Triplet Loss is one of the most widely known loss functions in similarity learning. If you want to deep-dive into the details of its implementations and advantages, you can read this previous tutorial.

Despite its popularity and success, Triplet Loss suffers from what is called vector collapsing, a common problem in similarity learning. A collapse of the vector space is the state when an encoder satisfies the loss function by simply mapping all input samples onto a single point (or a very small area) in the vector space without truly learning useful features for the task. When you look at the graph of the loss in such a case, you are expected to see a decrease in the loss value for a small number of steps followed by a sudden drop to a steady value which is very close to the margin value. This may be observed in the batch-hard strategy, which is usually preferred because it is less greedy and thus performs better than the batch-all strategy if you can avoid the vector space collapse problem.

Collapsed model loss

Fixed loss  Let’s see why it happens.

The batch-hard strategy computes the triplet loss as the absolute difference of distances between the hardest anchor-positive and hardest anchor-negative pairs summed with the margin value. Hardest anchor-positive pairs are the ones that have the maximum distance, while the hardest anchor-negatives pairs are the ones that have the minimum distance.

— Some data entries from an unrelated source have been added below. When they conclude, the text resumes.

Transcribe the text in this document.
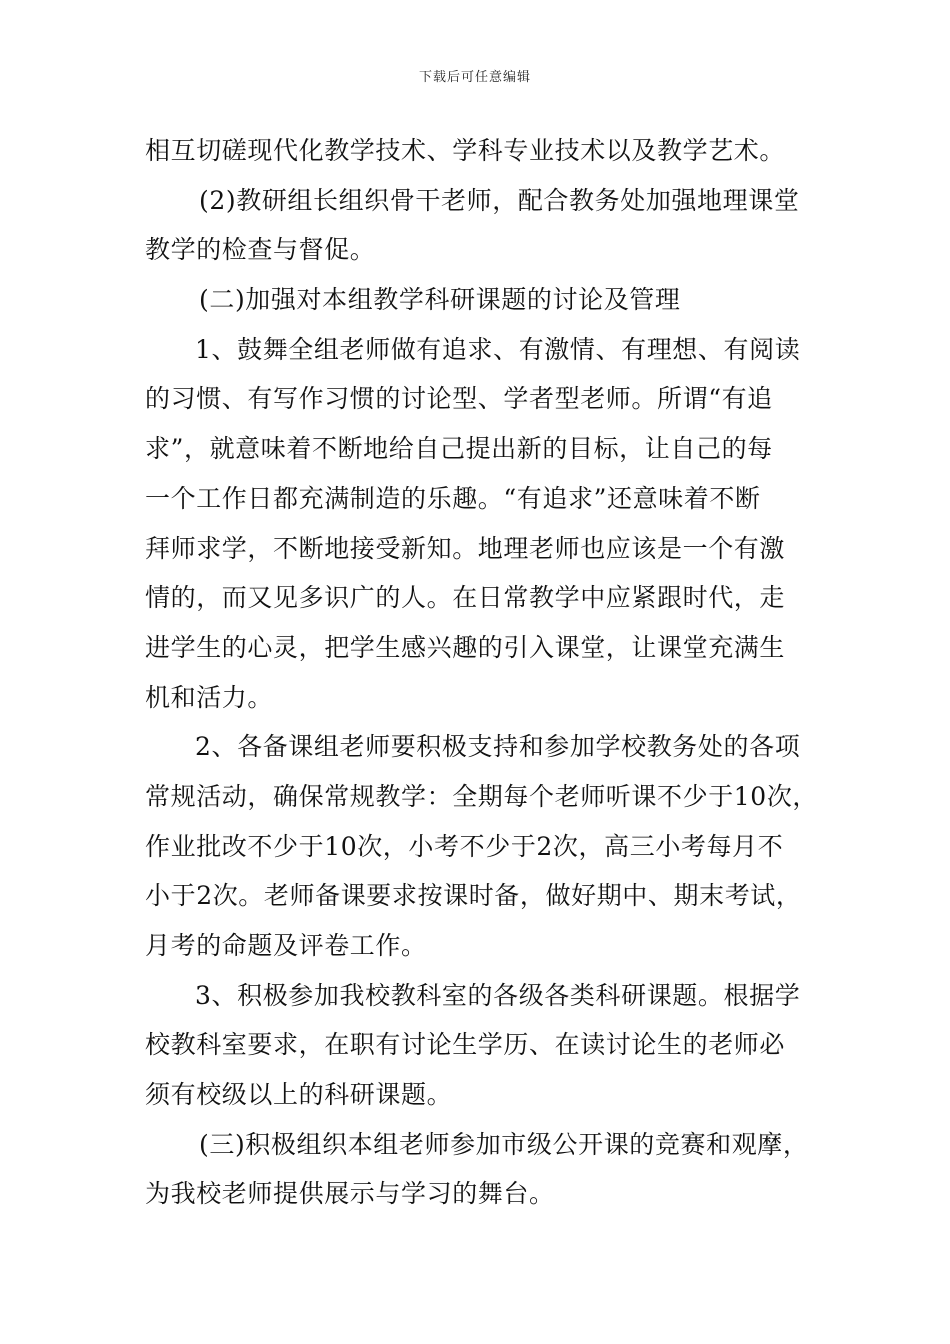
下载后可任意编辑
相互切磋现代化教学技术、学科专业技术以及教学艺术。
(2)教研组长组织骨干老师，配合教务处加强地理课堂
教学的检查与督促。
(二)加强对本组教学科研课题的讨论及管理
1、鼓舞全组老师做有追求、有激情、有理想、有阅读
的习惯、有写作习惯的讨论型、学者型老师。所谓“有追
求”，就意味着不断地给自己提出新的目标，让自己的每
一个工作日都充满制造的乐趣。“有追求”还意味着不断
拜师求学，不断地接受新知。地理老师也应该是一个有激
情的，而又见多识广的人。在日常教学中应紧跟时代，走
进学生的心灵，把学生感兴趣的引入课堂，让课堂充满生
机和活力。
2、各备课组老师要积极支持和参加学校教务处的各项
常规活动，确保常规教学：全期每个老师听课不少于10次，
作业批改不少于10次，小考不少于2次，高三小考每月不
小于2次。老师备课要求按课时备，做好期中、期末考试，
月考的命题及评卷工作。
3、积极参加我校教科室的各级各类科研课题。根据学
校教科室要求，在职有讨论生学历、在读讨论生的老师必
须有校级以上的科研课题。
(三)积极组织本组老师参加市级公开课的竞赛和观摩，
为我校老师提供展示与学习的舞台。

In its basic form, this value is calculated as in the following:

triplet_loss = F.relu(
hardest_positive_dists - hardest_negative_dists
+ self._margin
)


The problem with this equation is that if the encoder outputs the same vector for all the samples, then the loss value will be equal to the margin value, and it will no longer improve.

To prevent it from being stuck to the margin value, Quaterion adds a small trick to scale the difference by the mean of the hardest anchor-negative distances, and the code becomes:

triplet_loss = F.relu(
(hardest_positive_dists - hardest_negative_dists)
/ hardest_negative_dists.mean()
+ self._margin
)


This division trick introduces an extra penalty in the case of large distances between the hardest anchor-negative pairs, and the model can continue to improve to achieve a smaller loss than the margin value, which is the case that we observed in our experiments.